Had Labour compulsorily purchased large amounts of land and set about a large scale housing programme, so as to provide large amounts of cheap rented property, house prices would necessarily have fallen, as large numbers of people chose this cheap rental property, over increasingly unaffordable owner occupied housing, and the expensive private rental property it leads to. As house prices fell sharply, land prices would follow, so that the cost of new build housing would itself fall.   The alternative would have been to have scrapped large areas of the Green Belt, and brought into use under utilised agricultural land, for residential development.

Agricultural land sells at around £10,000 per acre, in the UK, whereas development land sells at around £930,000 per acre in England, and £2.6 m per acre in London, which reflects the much higher profits obtainable from using land for development rather than agriculture. In fact, agricultural land prices would undoubtedly fall much lower, if the restrictions such as the Green Belt, which introduces a further land owners monopoly, did not exist.

But, either way, that would have meant a major political battle with those powerful forces, upon which conservatism had rested for the previous 30 years, and which had powerful entrenched political positions themselves.
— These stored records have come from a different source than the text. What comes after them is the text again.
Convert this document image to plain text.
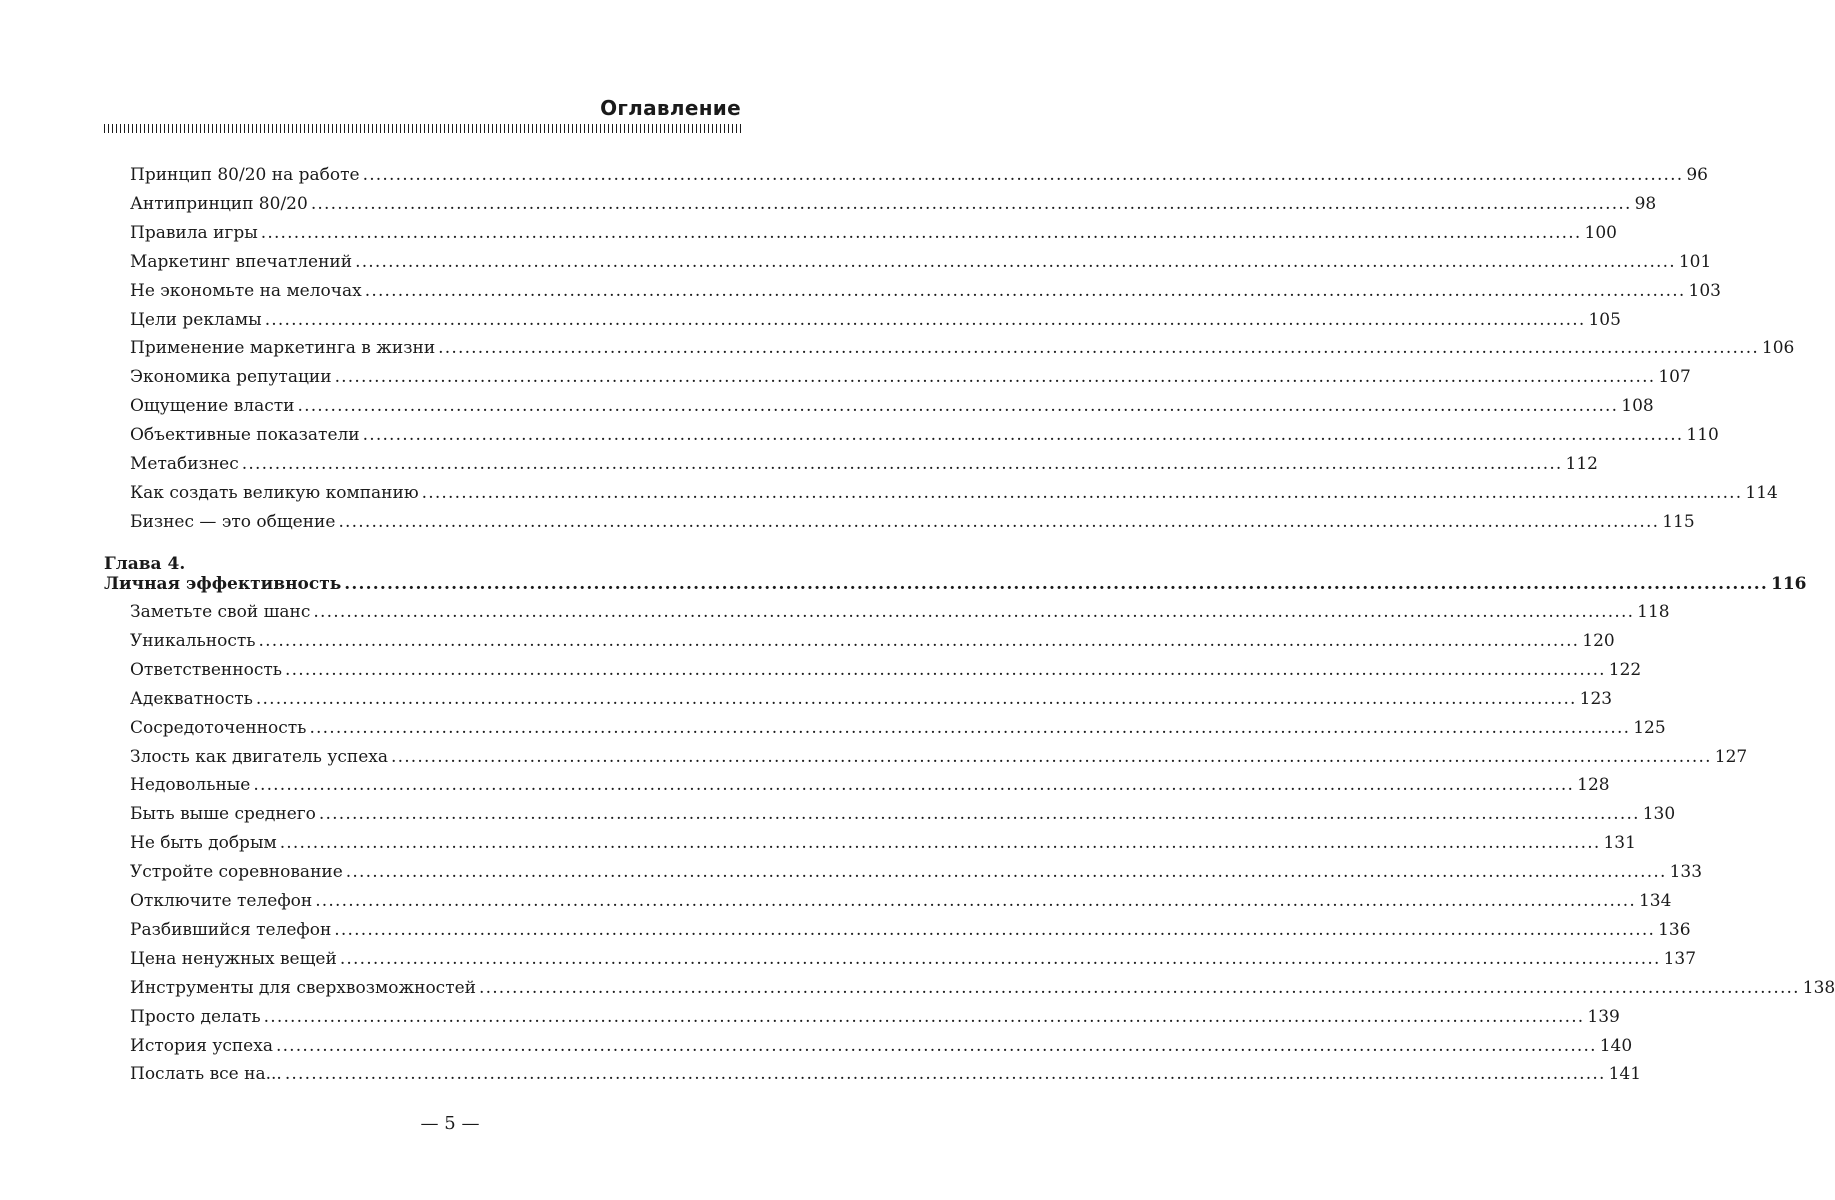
Оглавление
Глава 4.
Принцип 80/20 на работе ........................................................................................................................................................................................................ 96
Антипринцип 80/20 ........................................................................................................................................................................................................ 98
Правила игры ........................................................................................................................................................................................................ 100
Маркетинг впечатлений ........................................................................................................................................................................................................ 101
Не экономьте на мелочах ........................................................................................................................................................................................................ 103
Цели рекламы ........................................................................................................................................................................................................ 105
Применение маркетинга в жизни ........................................................................................................................................................................................................ 106
Экономика репутации ........................................................................................................................................................................................................ 107
Ощущение власти ........................................................................................................................................................................................................ 108
Объективные показатели ........................................................................................................................................................................................................ 110
Метабизнес ........................................................................................................................................................................................................ 112
Как создать великую компанию ........................................................................................................................................................................................................ 114
Бизнес — это общение ........................................................................................................................................................................................................ 115
Личная эффективность ........................................................................................................................................................................................................ 116
Заметьте свой шанс ........................................................................................................................................................................................................ 118
Уникальность ........................................................................................................................................................................................................ 120
Ответственность ........................................................................................................................................................................................................ 122
Адекватность ........................................................................................................................................................................................................ 123
Сосредоточенность ........................................................................................................................................................................................................ 125
Злость как двигатель успеха ........................................................................................................................................................................................................ 127
Недовольные ........................................................................................................................................................................................................ 128
Быть выше среднего ........................................................................................................................................................................................................ 130
Не быть добрым ........................................................................................................................................................................................................ 131
Устройте соревнование ........................................................................................................................................................................................................ 133
Отключите телефон ........................................................................................................................................................................................................ 134
Разбившийся телефон ........................................................................................................................................................................................................ 136
Цена ненужных вещей ........................................................................................................................................................................................................ 137
Инструменты для сверхвозможностей ........................................................................................................................................................................................................ 138
Просто делать ........................................................................................................................................................................................................ 139
История успеха ........................................................................................................................................................................................................ 140
Послать все на... ........................................................................................................................................................................................................ 141
— 5 —
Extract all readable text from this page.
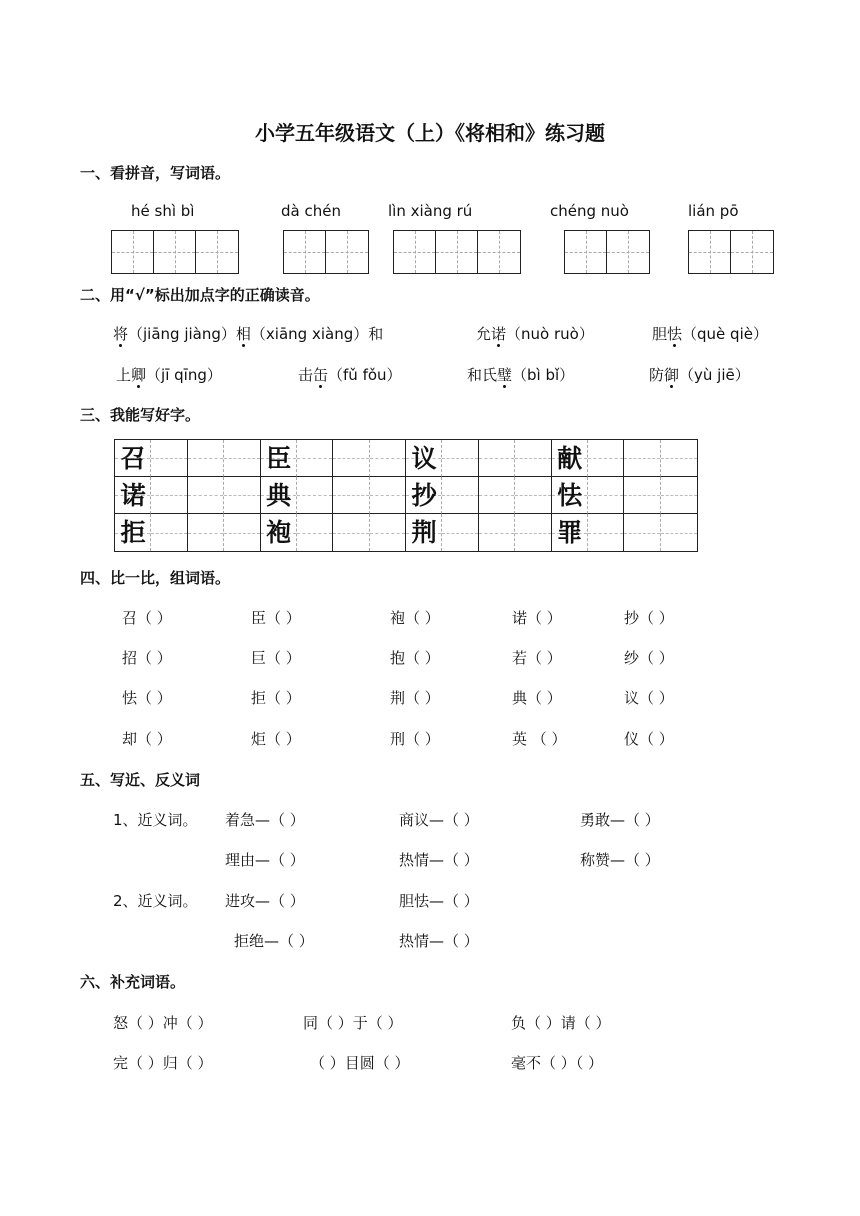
小学五年级语文（上）《将相和》练习题
一、看拼音，写词语。
hé shì bì	dà chén	lìn xiàng rú	chéng nuò	lián pō
二、用“√”标出加点字的正确读音。
将（jiāng jiàng）相（xiāng xiàng）和	允诺（nuò ruò）	胆怯（què qiè）
上卿（jī qīng）	击缶（fǔ fǒu）	和氏璧（bì bǐ）	防御（yù jiē）
三、我能写好字。
召	臣	议	献
诺	典	抄	怯
拒	袍	荆	罪
四、比一比，组词语。
召（ ）	臣（ ）	袍（ ）	诺（ ）	抄（ ）
招（ ）	巨（ ）	抱（ ）	若（ ）	纱（ ）
怯（ ）	拒（ ）	荆（ ）	典（ ）	议（ ）
却（ ）	炬（ ）	刑（ ）	英 （ ）	仪（ ）
五、写近、反义词
1、近义词。 着急—（ ）	商议—（ ）	勇敢—（ ）
理由—（ ）	热情—（ ）	称赞—（ ）
2、近义词。 进攻—（ ）	胆怯—（ ）
拒绝—（ ）	热情—（ ）
六、补充词语。
怒（ ）冲（ ）	同（ ）于（ ）	负（ ）请（ ）
完（ ）归（ ）	（ ）目圆（ ）	毫不（ ）（ ）
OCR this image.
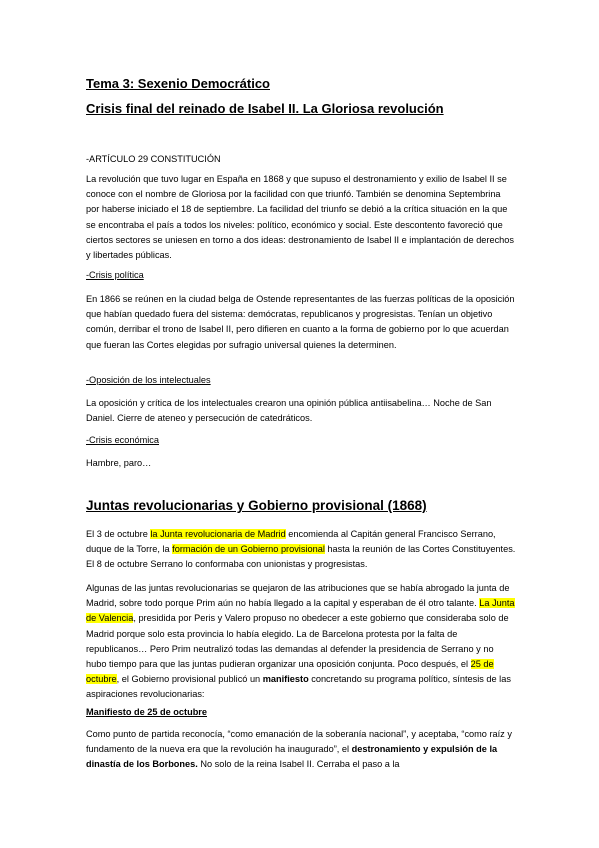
Tema 3: Sexenio Democrático
Crisis final del reinado de Isabel II. La Gloriosa revolución

-ARTÍCULO 29 CONSTITUCIÓN

La revolución que tuvo lugar en España en 1868 y que supuso el destronamiento y exilio de Isabel II se conoce con el nombre de Gloriosa por la facilidad con que triunfó. También se denomina Septembrina por haberse iniciado el 18 de septiembre. La facilidad del triunfo se debió a la crítica situación en la que se encontraba el país a todos los niveles: político, económico y social. Este descontento favoreció que ciertos sectores se uniesen en torno a dos ideas: destronamiento de Isabel II e implantación de derechos y libertades públicas.

-Crisis política

En 1866 se reúnen en la ciudad belga de Ostende representantes de las fuerzas políticas de la oposición que habían quedado fuera del sistema: demócratas, republicanos y progresistas. Tenían un objetivo común, derribar el trono de Isabel II, pero difieren en cuanto a la forma de gobierno por lo que acuerdan que fueran las Cortes elegidas por sufragio universal quienes la determinen.

-Oposición de los intelectuales

La oposición y crítica de los intelectuales crearon una opinión pública antiisabelina… Noche de San Daniel. Cierre de ateneo y persecución de catedráticos.

-Crisis económica

Hambre, paro…

Juntas revolucionarias y Gobierno provisional (1868)

El 3 de octubre la Junta revolucionaria de Madrid encomienda al Capitán general Francisco Serrano, duque de la Torre, la formación de un Gobierno provisional hasta la reunión de las Cortes Constituyentes. El 8 de octubre Serrano lo conformaba con unionistas y progresistas.

Algunas de las juntas revolucionarias se quejaron de las atribuciones que se había abrogado la junta de Madrid, sobre todo porque Prim aún no había llegado a la capital y esperaban de él otro talante. La Junta de Valencia, presidida por Peris y Valero propuso no obedecer a este gobierno que consideraba solo de Madrid porque solo esta provincia lo había elegido. La de Barcelona protesta por la falta de republicanos… Pero Prim neutralizó todas las demandas al defender la presidencia de Serrano y no hubo tiempo para que las juntas pudieran organizar una oposición conjunta. Poco después, el 25 de octubre, el Gobierno provisional publicó un manifiesto concretando su programa político, síntesis de las aspiraciones revolucionarias:

Manifiesto de 25 de octubre

Como punto de partida reconocía, “como emanación de la soberanía nacional”, y aceptaba, “como raíz y fundamento de la nueva era que la revolución ha inaugurado”, el destronamiento y expulsión de la dinastía de los Borbones. No solo de la reina Isabel II. Cerraba el paso a la
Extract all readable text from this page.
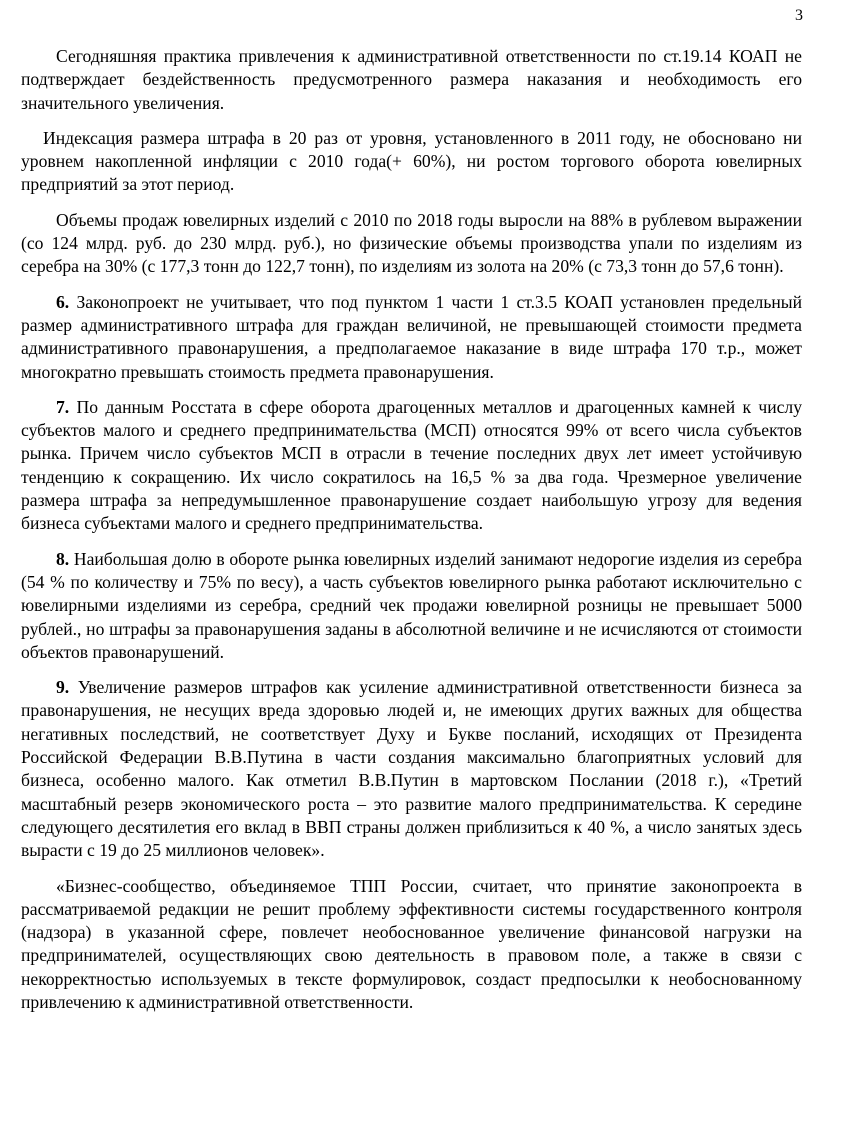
3

Сегодняшняя практика привлечения к административной ответственности по ст.19.14 КОАП не подтверждает бездейственность предусмотренного размера наказания и необходимость его значительного увеличения.

Индексация размера штрафа в 20 раз от уровня, установленного в 2011 году, не обосновано ни уровнем накопленной инфляции с 2010 года(+ 60%), ни ростом торгового оборота ювелирных предприятий за этот период.

Объемы продаж ювелирных изделий с 2010 по 2018 годы выросли на 88% в рублевом выражении (со 124 млрд. руб. до 230 млрд. руб.), но физические объемы производства упали по изделиям из серебра на 30% (с 177,3 тонн до 122,7 тонн), по изделиям из золота на 20% (с 73,3 тонн до 57,6 тонн).

6. Законопроект не учитывает, что под пунктом 1 части 1 ст.3.5 КОАП установлен предельный размер административного штрафа для граждан величиной, не превышающей стоимости предмета административного правонарушения, а предполагаемое наказание в виде штрафа 170 т.р., может многократно превышать стоимость предмета правонарушения.

7. По данным Росстата в сфере оборота драгоценных металлов и драгоценных камней к числу субъектов малого и среднего предпринимательства (МСП) относятся 99% от всего числа субъектов рынка. Причем число субъектов МСП в отрасли в течение последних двух лет имеет устойчивую тенденцию к сокращению. Их число сократилось на 16,5 % за два года. Чрезмерное увеличение размера штрафа за непредумышленное правонарушение создает наибольшую угрозу для ведения бизнеса субъектами малого и среднего предпринимательства.

8. Наибольшая долю в обороте рынка ювелирных изделий занимают недорогие изделия из серебра (54 % по количеству и 75% по весу), а часть субъектов ювелирного рынка работают исключительно с ювелирными изделиями из серебра, средний чек продажи ювелирной розницы не превышает 5000 рублей., но штрафы за правонарушения заданы в абсолютной величине и не исчисляются от стоимости объектов правонарушений.

9. Увеличение размеров штрафов как усиление административной ответственности бизнеса за правонарушения, не несущих вреда здоровью людей и, не имеющих других важных для общества негативных последствий, не соответствует Духу и Букве посланий, исходящих от Президента Российской Федерации В.В.Путина в части создания максимально благоприятных условий для бизнеса, особенно малого. Как отметил В.В.Путин в мартовском Послании (2018 г.), «Третий масштабный резерв экономического роста – это развитие малого предпринимательства. К середине следующего десятилетия его вклад в ВВП страны должен приблизиться к 40 %, а число занятых здесь вырасти с 19 до 25 миллионов человек».

«Бизнес-сообщество, объединяемое ТПП России, считает, что принятие законопроекта в рассматриваемой редакции не решит проблему эффективности системы государственного контроля (надзора) в указанной сфере, повлечет необоснованное увеличение финансовой нагрузки на предпринимателей, осуществляющих свою деятельность в правовом поле, а также в связи с некорректностью используемых в тексте формулировок, создаст предпосылки к необоснованному привлечению к административной ответственности.
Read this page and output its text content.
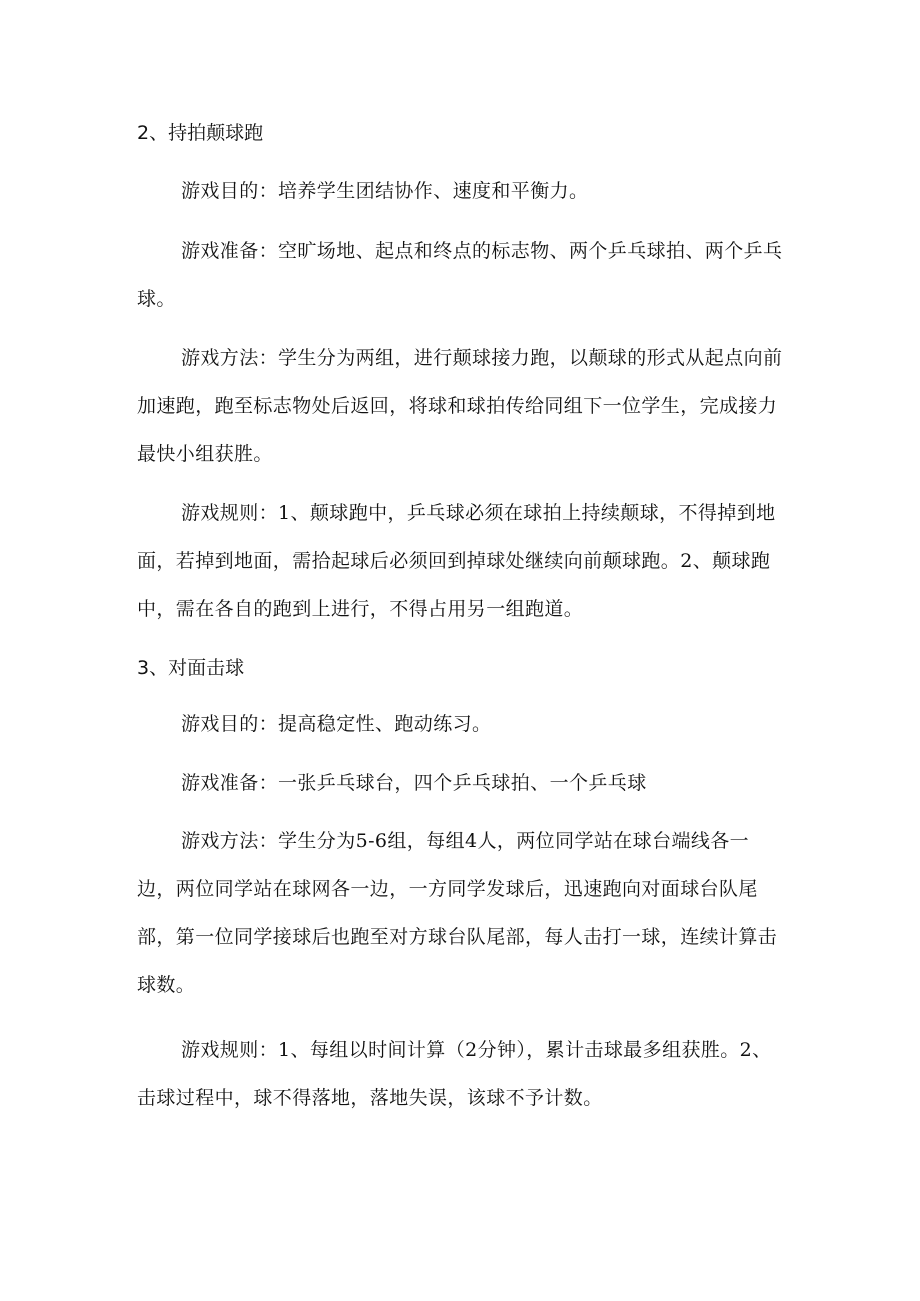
2、持拍颠球跑
游戏目的：培养学生团结协作、速度和平衡力。
游戏准备：空旷场地、起点和终点的标志物、两个乒乓球拍、两个乒乓球。
游戏方法：学生分为两组，进行颠球接力跑，以颠球的形式从起点向前加速跑，跑至标志物处后返回，将球和球拍传给同组下一位学生，完成接力最快小组获胜。
游戏规则：1、颠球跑中，乒乓球必须在球拍上持续颠球，不得掉到地面，若掉到地面，需拾起球后必须回到掉球处继续向前颠球跑。2、颠球跑中，需在各自的跑到上进行，不得占用另一组跑道。
3、对面击球
游戏目的：提高稳定性、跑动练习。
游戏准备：一张乒乓球台，四个乒乓球拍、一个乒乓球
游戏方法：学生分为5-6组，每组4人，两位同学站在球台端线各一边，两位同学站在球网各一边，一方同学发球后，迅速跑向对面球台队尾部，第一位同学接球后也跑至对方球台队尾部，每人击打一球，连续计算击球数。
游戏规则：1、每组以时间计算（2分钟），累计击球最多组获胜。2、击球过程中，球不得落地，落地失误，该球不予计数。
It would have meant, a political confrontation with the owners of landed property, who not only would have faced having their property compulsorily purchased, at prices way below the existing inflated market prices, but who would have faced a more general collapse of those high land prices, whose only foundation came from high property prices. But, it would also have meant a confrontation with financial capital, which would have seen a collapse in the similarly inflated prices of financial assets. The private borrowing that had occurred during the previous 30 years, had been based on the collateral of continually and rapidly rising house prices. A collapse in house prices would have decimated that collateral held by the banks, and thereby sent the banks themselves into bankruptcy.

When that, in fact, happened in the US, the consequence was the 2008 financial crisis, which then affected the British banks, also, and its notable that when that began to affect UK property prices, which fell 20%, more or less overnight, in 2008/9, one of the first acts of the government was to cut it short by slashing interest rates, and providing liquidity to the banks so that they could reduce mortgage rates, and allow borrowers to go into effective default, rather than foreclose on loans.

Labour was not going to take on those political interests, and nor was it going to create the conditions that would have led to a collapse of the banks and financial institutions, which it had itself relied upon as a basis for large amounts of growth in the economy.